I HAVE HAD AN AFFINITY FOR MARVIN SINCE I WAS A LITTLE BOY BACK IN 1965. MY HEART ACHES BUT I ACTUALLY UNDERSTAND SOME OF WHAT MARVIN WAS SAYING MARVIN WAS BORN APRIL 2. I WAS BORN APRIL 4. MARVIN HAD TO DEAL WITH HIS CKE PROBLEM, SO DID I. MARVIN SANG. I WRITE. BUT ALL WE ARE DOING IS ASKING THAT PEOPLE NOT LOOK AT THE OUTSIDE HANDSOMENESS AND TALENT BUT JUST LOVE US FOR THE TENDER PERSON WE REALLY ARE. I UNDERSTAND, MARVIN...MY "BROTHER OF THE SPIRIT"
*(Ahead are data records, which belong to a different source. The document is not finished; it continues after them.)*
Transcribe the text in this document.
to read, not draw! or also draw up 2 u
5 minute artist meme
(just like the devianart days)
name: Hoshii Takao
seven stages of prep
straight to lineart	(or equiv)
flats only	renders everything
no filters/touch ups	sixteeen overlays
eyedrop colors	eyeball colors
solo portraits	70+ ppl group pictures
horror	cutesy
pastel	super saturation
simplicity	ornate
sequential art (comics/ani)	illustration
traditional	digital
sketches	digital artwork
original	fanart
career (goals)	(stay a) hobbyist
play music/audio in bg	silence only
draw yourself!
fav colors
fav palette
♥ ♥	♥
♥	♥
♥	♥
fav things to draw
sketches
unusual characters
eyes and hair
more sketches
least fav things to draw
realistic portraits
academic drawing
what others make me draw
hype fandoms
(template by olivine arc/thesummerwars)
14000 Posted By: MELANIE (FLORIDA)

ALTHOUGH IM ONLY 15 I LOVE MARVIN GAYE'S MUSIC I FIRST CAME TO CONTACT WITH THIS MUSIC WHILE RIDING IN MY MOTHERS CAR.THE FIRST SONG I HEARD WAS "LET'S GET IT ON" WHICH I LOVE SO MUCH.I ACTUALLY DID A REPORT ON MARVIN GAYE FOR MY CLASS I LEARNED ALOT OF THINGS THAT I DID NOT KNOW ABOUT HIM.IM SO GLAD THAT CHOSE HIM AS A REPORT TOPIC.MARVIN DESERVES THE BIGGIEST AWARD THERE IS BECAUSE HE WAS A VERY WONDERFUL MAN DESPITE ALL OF THE HORRIABLE THINGS THAT HAS HAPPNED IN HIS LIFE.I WOULD LOVE FOR MY CHILDREN TO LISTEN TO MARVIN WHEN THEY ARE OLDER.SO YES MARVIN DOES DESERVE TO TAKE A WONDERFUL REST HE WAS THE GREATEST MAN ALIVE DURING HIS TIME.SO HERR'S TO YOU MARVIN WE ALL LOVE&RESPECT YOU FOR EVERYTHING YOU HAVE ACCOMPLISHED. I AM SAD THAT HE IS DEAD,I BELIEVE THAT IF HE WAS STILL ALIVE HE WOULD BE MAKING WONDERFUL HITS AS HE DID IN THE PAST.SO,ONCE AGAIN MARVIN I TRULY LOVE YOU FOR EVERYTHING YOU HAVE DONE.

480 Posted By: moongirl35 ()

I think this article was very well written and very interesting. I was a fan of Marvin Gaye. His music was as good as it got. R&B has never been the same. He was a musical genius never to be matched in this world. Take your rest Marvin, you have earned it.